Appelle les autorités chypriotes turques à libéraliser leur ligne de conduite manifestement restrictive concernant les demandes d’accès aux églises et lieux saints chrétiens et les demandes de célébration de cultes sur le territoire qu’elles contrôlent, mais aussi à garantir le libre accès à ces lieux.

Appelle les États membres qui ne l’ont pas encore fait à signer et ratifier la Convention du Conseil de l’Europe sur les infractions visant des biens culturels, ou Convention de Nicosie, seul instrument juridiquement contraignant visant à prévenir et combattre ces crimes et délits en renforçant les réponses judiciaires et en encourageant la coopération internationale.

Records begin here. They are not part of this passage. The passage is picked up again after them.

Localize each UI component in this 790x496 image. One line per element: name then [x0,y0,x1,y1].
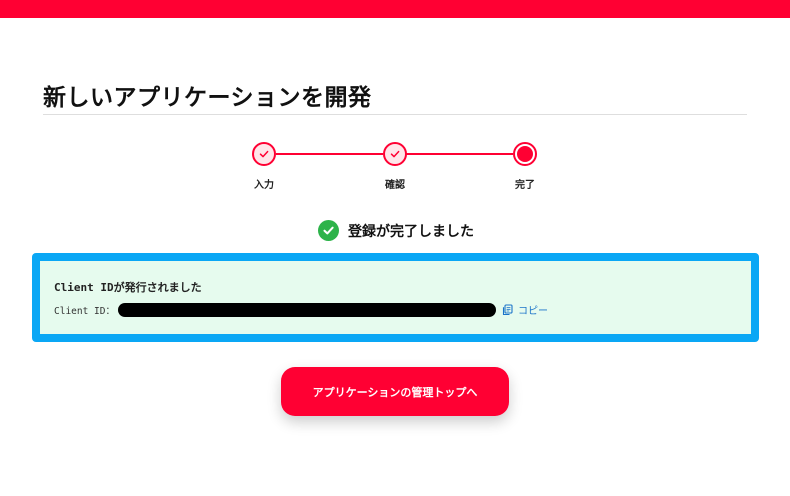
title-divider [43,114,747,115]
step-1-circle [252,142,276,166]
current-step-dot [517,146,533,162]
top-brand-bar [0,0,790,18]
step-3-circle [513,142,537,166]
client-id-value-redacted[interactable] [118,302,496,317]
client-id-heading: Client IDが発行されました [54,281,202,294]
page-title: 新しいアプリケーションを開発 [43,85,372,111]
check-icon [390,150,400,158]
completion-text: 登録が完了しました [348,223,474,240]
copy-label: コピー [518,306,548,317]
check-circle-icon [318,220,339,241]
step-1-label: 入力 [254,180,274,191]
check-icon [259,150,269,158]
step-2-circle [383,142,407,166]
copy-button[interactable]: コピー [502,302,548,317]
client-id-panel: Client IDが発行されました Client ID： コピー [32,253,759,342]
client-id-row: Client ID： コピー [54,302,548,317]
stepper-connector-1 [276,153,383,155]
client-id-label: Client ID： [54,305,115,317]
copy-icon [502,303,513,315]
go-to-app-management-button[interactable]: アプリケーションの管理トップへ [281,367,509,416]
step-2-label: 確認 [385,180,405,191]
stepper-connector-2 [406,153,513,155]
step-3-label: 完了 [515,180,535,191]
completion-message: 登録が完了しました [318,220,474,241]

Soutient le rôle passé et futur du Volet religieux du processus de paix chypriote; remercie toutes les personnes qui le soutiennent; et encourage les chefs religieux des deux communautés à redoubler d’efforts pour rétablir la réconciliation interreligieuse et intercommunautaire, ainsi que la collaboration en faveur de la paix, de la justice et du respect des droits humains et religieux de l’ensemble de la population chypriote. Il les encourage également à assumer un rôle de premier plan en matière de paix, de justice, de réconciliation et d’unité.